Dive Brief:
- Colonial Pipeline began the relaunch of its massive fuel pipeline Wednesday following a ransomware attack that forced the 5,500-mile delivery system offline since last Friday, the company announced. The outage led to panic buying and gasoline shortages across multiple states in the southeast and mid-Atlantic region.
- There are conflicting reports on whether Colonial decided to pay the ransom. Though Bloomberg Thursday reported the company paid a $5 million ransom within hours of the attack last week, sources told the news service. The company has been working with cybersecurity consultants including Mandiant on the investigation. Consultants were reportedly able to trace some of its stolen data to a New York-based hosting firm, which shut down the server, according to The Washington Post.
- Colonial Pipeline said it made substantial progress in restarting the pipeline, and by mid-Thursday afternoon expects to have product in all of the markets it serves.
Dive Insight:
The White House will remain in close contact with Colonial Pipeline and continue to support the recovery process through a whole of government approach, according to a statement posted online from Press Secretary Jen Psaki. The Department of Energy, Department of Transportation, Department of Homeland Security and other agencies have been assisting the company with supply chain issues and to mitigate the cyber intrusion.

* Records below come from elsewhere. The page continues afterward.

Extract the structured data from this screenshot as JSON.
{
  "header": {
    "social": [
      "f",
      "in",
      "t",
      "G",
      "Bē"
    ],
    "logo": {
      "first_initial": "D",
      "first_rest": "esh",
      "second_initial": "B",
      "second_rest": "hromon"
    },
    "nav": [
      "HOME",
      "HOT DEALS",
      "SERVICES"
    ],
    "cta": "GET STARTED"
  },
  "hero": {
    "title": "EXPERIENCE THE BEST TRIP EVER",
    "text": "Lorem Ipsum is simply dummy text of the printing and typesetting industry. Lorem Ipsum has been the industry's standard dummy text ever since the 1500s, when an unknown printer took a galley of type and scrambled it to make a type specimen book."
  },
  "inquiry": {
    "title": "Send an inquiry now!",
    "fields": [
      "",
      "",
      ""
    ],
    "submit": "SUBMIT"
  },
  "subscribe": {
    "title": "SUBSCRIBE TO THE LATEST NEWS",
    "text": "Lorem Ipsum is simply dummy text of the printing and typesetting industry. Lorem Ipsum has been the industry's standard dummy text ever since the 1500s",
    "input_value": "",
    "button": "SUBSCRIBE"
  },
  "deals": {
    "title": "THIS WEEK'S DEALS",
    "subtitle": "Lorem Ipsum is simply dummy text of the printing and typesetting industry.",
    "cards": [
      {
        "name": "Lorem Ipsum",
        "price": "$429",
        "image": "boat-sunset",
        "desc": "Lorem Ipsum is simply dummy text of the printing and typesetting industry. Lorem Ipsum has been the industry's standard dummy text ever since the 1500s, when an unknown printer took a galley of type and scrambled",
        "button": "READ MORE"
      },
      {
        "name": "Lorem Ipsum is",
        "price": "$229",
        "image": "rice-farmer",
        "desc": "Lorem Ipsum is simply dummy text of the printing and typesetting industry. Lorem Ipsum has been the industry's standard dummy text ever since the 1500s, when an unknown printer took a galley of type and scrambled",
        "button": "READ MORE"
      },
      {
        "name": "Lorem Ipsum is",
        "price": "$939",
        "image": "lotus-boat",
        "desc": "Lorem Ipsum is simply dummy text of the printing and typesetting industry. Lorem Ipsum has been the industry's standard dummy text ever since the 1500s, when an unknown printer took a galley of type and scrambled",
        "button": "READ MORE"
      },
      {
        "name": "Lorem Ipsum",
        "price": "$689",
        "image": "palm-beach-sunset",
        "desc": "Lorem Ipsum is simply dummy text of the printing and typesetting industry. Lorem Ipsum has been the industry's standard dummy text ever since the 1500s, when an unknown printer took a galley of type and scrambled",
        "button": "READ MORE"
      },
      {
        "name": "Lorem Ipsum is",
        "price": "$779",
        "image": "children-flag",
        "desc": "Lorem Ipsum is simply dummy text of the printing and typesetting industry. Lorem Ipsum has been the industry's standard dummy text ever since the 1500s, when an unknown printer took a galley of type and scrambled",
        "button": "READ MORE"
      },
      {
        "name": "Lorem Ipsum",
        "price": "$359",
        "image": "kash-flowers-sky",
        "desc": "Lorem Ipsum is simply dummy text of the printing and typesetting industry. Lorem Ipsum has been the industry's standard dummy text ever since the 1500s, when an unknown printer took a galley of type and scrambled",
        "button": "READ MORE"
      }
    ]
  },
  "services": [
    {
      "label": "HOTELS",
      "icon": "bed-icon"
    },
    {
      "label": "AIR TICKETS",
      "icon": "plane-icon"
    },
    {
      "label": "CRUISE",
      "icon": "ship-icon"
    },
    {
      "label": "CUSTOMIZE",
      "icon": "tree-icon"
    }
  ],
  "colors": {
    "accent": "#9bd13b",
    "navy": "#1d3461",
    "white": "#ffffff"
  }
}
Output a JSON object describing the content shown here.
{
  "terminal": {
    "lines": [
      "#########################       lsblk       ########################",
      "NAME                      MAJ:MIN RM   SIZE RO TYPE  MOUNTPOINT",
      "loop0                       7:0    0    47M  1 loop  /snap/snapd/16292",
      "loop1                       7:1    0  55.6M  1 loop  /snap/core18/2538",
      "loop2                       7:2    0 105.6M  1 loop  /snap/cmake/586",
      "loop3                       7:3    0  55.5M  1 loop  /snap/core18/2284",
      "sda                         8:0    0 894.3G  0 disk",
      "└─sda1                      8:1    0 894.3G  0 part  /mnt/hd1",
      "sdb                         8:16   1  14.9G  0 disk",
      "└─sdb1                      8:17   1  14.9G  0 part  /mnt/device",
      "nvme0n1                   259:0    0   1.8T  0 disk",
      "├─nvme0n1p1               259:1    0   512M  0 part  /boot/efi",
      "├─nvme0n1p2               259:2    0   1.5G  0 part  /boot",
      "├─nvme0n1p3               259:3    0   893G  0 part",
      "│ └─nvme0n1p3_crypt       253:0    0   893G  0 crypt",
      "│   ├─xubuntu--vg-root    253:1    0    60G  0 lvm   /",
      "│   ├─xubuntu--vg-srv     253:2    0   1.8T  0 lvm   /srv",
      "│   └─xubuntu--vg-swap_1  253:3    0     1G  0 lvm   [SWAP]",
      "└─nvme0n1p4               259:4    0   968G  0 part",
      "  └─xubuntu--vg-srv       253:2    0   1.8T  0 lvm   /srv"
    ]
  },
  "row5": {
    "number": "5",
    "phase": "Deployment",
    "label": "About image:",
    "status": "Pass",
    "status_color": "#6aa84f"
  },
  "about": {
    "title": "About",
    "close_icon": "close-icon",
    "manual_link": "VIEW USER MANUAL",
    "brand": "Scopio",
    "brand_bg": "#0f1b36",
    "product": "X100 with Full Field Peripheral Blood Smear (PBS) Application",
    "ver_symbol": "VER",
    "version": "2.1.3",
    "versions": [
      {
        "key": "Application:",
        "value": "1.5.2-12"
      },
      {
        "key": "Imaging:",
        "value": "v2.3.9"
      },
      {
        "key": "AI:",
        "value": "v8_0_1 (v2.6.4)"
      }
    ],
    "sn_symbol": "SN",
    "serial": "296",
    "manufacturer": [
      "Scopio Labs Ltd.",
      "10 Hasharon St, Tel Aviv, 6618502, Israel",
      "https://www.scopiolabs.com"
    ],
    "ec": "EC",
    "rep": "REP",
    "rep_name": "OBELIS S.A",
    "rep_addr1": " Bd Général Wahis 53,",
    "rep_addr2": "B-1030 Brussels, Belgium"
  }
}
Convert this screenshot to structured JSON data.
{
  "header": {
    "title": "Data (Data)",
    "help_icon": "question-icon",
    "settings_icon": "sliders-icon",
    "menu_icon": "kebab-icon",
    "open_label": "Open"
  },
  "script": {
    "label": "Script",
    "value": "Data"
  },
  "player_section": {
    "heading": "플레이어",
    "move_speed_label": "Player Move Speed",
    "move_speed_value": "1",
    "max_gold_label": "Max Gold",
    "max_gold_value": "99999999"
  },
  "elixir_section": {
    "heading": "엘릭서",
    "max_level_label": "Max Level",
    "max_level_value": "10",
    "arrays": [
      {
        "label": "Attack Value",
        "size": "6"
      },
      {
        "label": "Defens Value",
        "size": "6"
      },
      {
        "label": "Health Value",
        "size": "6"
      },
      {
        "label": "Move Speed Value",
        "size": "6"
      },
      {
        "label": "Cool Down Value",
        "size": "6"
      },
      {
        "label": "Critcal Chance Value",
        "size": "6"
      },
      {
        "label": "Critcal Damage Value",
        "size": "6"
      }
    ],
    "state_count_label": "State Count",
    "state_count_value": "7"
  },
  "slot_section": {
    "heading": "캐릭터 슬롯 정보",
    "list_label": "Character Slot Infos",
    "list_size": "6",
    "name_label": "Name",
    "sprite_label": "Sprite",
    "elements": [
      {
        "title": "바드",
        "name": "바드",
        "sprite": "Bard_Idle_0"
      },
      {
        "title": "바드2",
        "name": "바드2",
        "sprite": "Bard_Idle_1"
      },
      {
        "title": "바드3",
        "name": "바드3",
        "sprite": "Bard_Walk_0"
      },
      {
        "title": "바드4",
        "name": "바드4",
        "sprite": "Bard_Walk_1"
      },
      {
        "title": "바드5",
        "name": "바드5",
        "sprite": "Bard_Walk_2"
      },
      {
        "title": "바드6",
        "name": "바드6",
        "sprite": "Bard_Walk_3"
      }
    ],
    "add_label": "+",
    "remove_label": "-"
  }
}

"This could end up being a post-breach success story," Edgard Capdevielle, CEO of Nozomi Networks, said via email. "It will be interesting to learn about the things that went right. When it comes down to these types of cyberattacks it's not a matter of if, but when a cyberattacker gets in."
Despite that optimism, there remain significant questions about what actually happened that led to the intrusion. In addition, there are unresolved issues with existing threats to critical infrastructure across the country and whether the U.S. is prepared for future cybersecurity attacks or ransomware demands.
While the exact method of attack has not been disclosed, FireEye released a blogpost outlining the recent history and methods used by the DarkSide organization. The group runs a ransomware as a service operation that partners with various affiliate groups.
Mandiant identified one threat actor UNC2628 as operating since February 2021, which deploys ransomware within two to three days of intrusion. Suspicious activity centered around using corporate VPNs using legitimate credentials. In some cases a tool called Mimikatz was used to steal credentials and escalate privileges.
Mandiant also saw UNC2659, observed since January, as using an exploit of Sonicwall SMA100 SSL VPN, however a patch has since been issued.